Sekitar periode 1998, keberhasilan mereka meramu iinsektisida dan pupuk organik menguatkan kepercayaan diri mereka untuk melakukan lebih banyak percobaan. Saat itu, Warsiyah dan kawan-kawan sukses mengoplos kecubung, kencing sapi dan kencing kambing untuk insektisida, serta limbah buah-sayur dan kotoran sapi untuk pupuk organik. Sejak saat itu, berbagai bahan lain semakin banyak ditemukan untuk menciptakan bermacam pestisida juga pupuk yang ampuh. Hal itu membuat mereka berhasil meninggalkan sama sekali pestisi dan pupuk kimia.
Tahun 2002 Warsiyah dan 40-an anggota IPPHTI Indramayu mendapat kesempatan mengikuti Sekolah Pemuliaan Tanaman Parsitipatoris (SPTP). Program tersebut difasilitasi LSM internasional, Farmer’s Initiatives for Ecological Livelihoods and Democracy (Field). Dari sana, Warsiyah dan rekan-rekan mendapat pengetahuan soal silang-menyilang padi untuk menemukan varietas baru. Sejak saat itu mereka berhasil memproduksi varietas padi baru, bahkan menemuakan kembali jenis-jenis padi lokal yang banyak dilupakan.
Dengan tulus, para petani tersebut menyebarkan ilmu bertani kepada sesama petani, tanpa pernah menuruti nafsu serakan untuk menguangkan hasil-hasil penemuan mereka. Dalam perjalanannya, perjuangan menegakan kemandirian kultur bertani yang digalakkan Warsiyah dan rekan-rekan tidaklah mudah.
Para bandar pestida, pupuk, dan benih menjadi penentang yang hebat bagi gerakan mereka. Alih-alih membela, pemerintah setempat tak jarang malah menjadi agen-agen perusahaan sarana produksi pertanian yang turut menekan mereka. Namun Warsiyah dan rekan-rekannya tetap teguh di jalan mereka untuk mewujudkan upaya kemandirian bertani lewat cara yang alami dan sederhana.
Keberhasilan komunitas petani tersebut dalam membangun kultur pertanian mandiri mendapat apresiasi dari Organisasi Pangan Dunia (FAO) PBB. FAO menganggap IPPHTI sebagai slah satu kelompok petani yang berhasil mengembangkan paradigma petani baru yang siap mengantisipasi perubahan iklim dan pemanasan global.
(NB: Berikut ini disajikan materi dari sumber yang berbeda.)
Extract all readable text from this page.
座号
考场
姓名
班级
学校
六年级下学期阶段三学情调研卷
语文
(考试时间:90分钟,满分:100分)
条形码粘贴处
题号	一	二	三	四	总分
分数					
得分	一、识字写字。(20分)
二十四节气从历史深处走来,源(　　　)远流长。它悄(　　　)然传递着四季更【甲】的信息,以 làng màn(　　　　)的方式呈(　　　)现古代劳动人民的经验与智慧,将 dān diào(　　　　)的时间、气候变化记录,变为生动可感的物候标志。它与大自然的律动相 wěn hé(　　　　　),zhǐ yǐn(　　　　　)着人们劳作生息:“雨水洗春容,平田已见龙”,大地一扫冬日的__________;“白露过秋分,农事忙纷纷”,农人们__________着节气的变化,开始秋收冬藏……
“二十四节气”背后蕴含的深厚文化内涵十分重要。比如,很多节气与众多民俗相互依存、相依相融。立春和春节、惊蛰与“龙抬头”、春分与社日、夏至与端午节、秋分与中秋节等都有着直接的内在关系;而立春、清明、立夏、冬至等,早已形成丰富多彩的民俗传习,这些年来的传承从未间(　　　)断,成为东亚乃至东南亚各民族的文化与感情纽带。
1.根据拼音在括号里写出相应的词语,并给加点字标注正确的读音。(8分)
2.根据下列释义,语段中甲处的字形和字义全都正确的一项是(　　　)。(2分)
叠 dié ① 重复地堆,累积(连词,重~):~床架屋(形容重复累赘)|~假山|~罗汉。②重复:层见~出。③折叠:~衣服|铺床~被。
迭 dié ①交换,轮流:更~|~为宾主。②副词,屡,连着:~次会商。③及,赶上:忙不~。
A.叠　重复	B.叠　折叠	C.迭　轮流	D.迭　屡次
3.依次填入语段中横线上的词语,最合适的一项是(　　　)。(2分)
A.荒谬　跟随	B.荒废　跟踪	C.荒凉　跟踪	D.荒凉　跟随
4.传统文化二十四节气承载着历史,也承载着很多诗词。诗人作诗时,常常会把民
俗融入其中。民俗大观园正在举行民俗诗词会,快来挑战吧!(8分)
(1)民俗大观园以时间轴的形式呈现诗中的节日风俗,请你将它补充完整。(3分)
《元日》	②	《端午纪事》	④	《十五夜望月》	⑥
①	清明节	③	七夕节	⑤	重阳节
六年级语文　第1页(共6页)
Karena kesungguhannya, Warsyiah yang dianggap paling cakap di antara kelompok lainnya, mulai November 2013 terpilih menjadi salah satu penyuluh pertanian FAO. Warsiyah kini mengemban misi mendidik para petani di berbagai daerah untuk beralih pada model pertanian yang aman dan ramah lingkungan. Kelompok-kelompok binaan Warsiyah yang berjumlah 25-27 orang sudah tersebar di berbagai desa di Indramayu, bahkan hingga ke luar kota. 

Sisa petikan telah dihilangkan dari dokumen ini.